Soon after moving here, I realized that moving alone is dangerous, particularly when one has no community from which to draw support. And slowly I also realized that not all people are made for every place. There are communities here, some of which that are doing quite well, but everywhere I turn it feels like i'm a square peg trying to fit into a round hole. Where I lived before, Washington, DC, I would often lament the transience of city life, particularly amongst my generation. However, in the process of wailing over its vices, I rarely stopped to think that I might be part of the change that I wanted so deeply to see in my own city. DC for me was usually transitory, a place that I was merely passing through that would help me get to the place that I wanted to go, perhaps-I told myself-even needed to go.

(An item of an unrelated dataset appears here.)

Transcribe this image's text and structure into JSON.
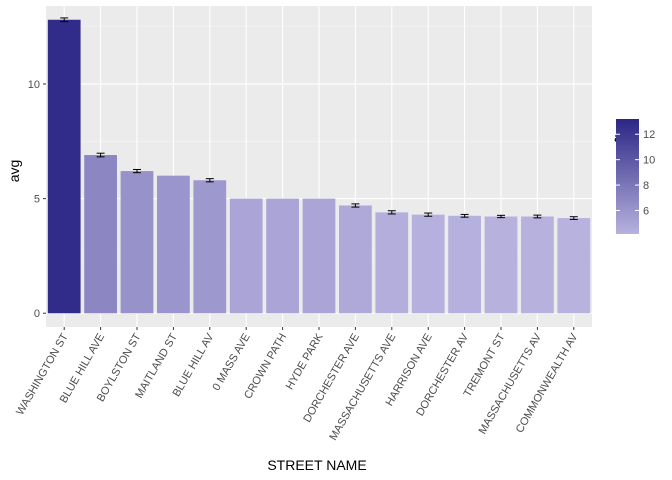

Now, as I look back on my time in the city in yet another place of transience, a college town with few folks my age who have plans to spend their lives here, I am faced with the consequences of my shortsighted approach to urban life. Had I stayed in DC, I wonder if things couldn't have been different-if i'd moved into the city, against all odds making the place that seemed so cause-focused but remained so disconnected my home. If I had chosen to love the brokenness and hardship that is urban life because I believed that the city had the ability to change, and to change me, maybe life would look differently.
At its roots, though, this is no "I wish I had done the past differently" tale, although at times I do wish I had done the past differently. The decisions I made have helped shape my character and my understanding into what they are today, and had I not gone through some of the hardships of the past year i'd never have the hopes and longings that I do now. The road has been tough, incredibly tough, and lonely but it does not end here. To the city I will one day return. In the meantime, I am a pilgrim who is roaming the prairie in search of the Western pass that will take me through the mountains and into the new land of plenty. The wilderness has been exhausting, and it has felt like years since I had a good meal, but the hint of purple on the horizon tells me there is something beyond its setting that I cannot quite see.
At this point, there is no glimmer of a radiant Pacific Ocean and truly no sense of when the trail will stop winding through the thorny brush. What remains instead is the almost foolish hope against hope that one day things will be different and that one day the sun-parched ground that I have been tilling will be soaked in a glorious rain. Until then, I long for what is not yet revealed but craved from deep within.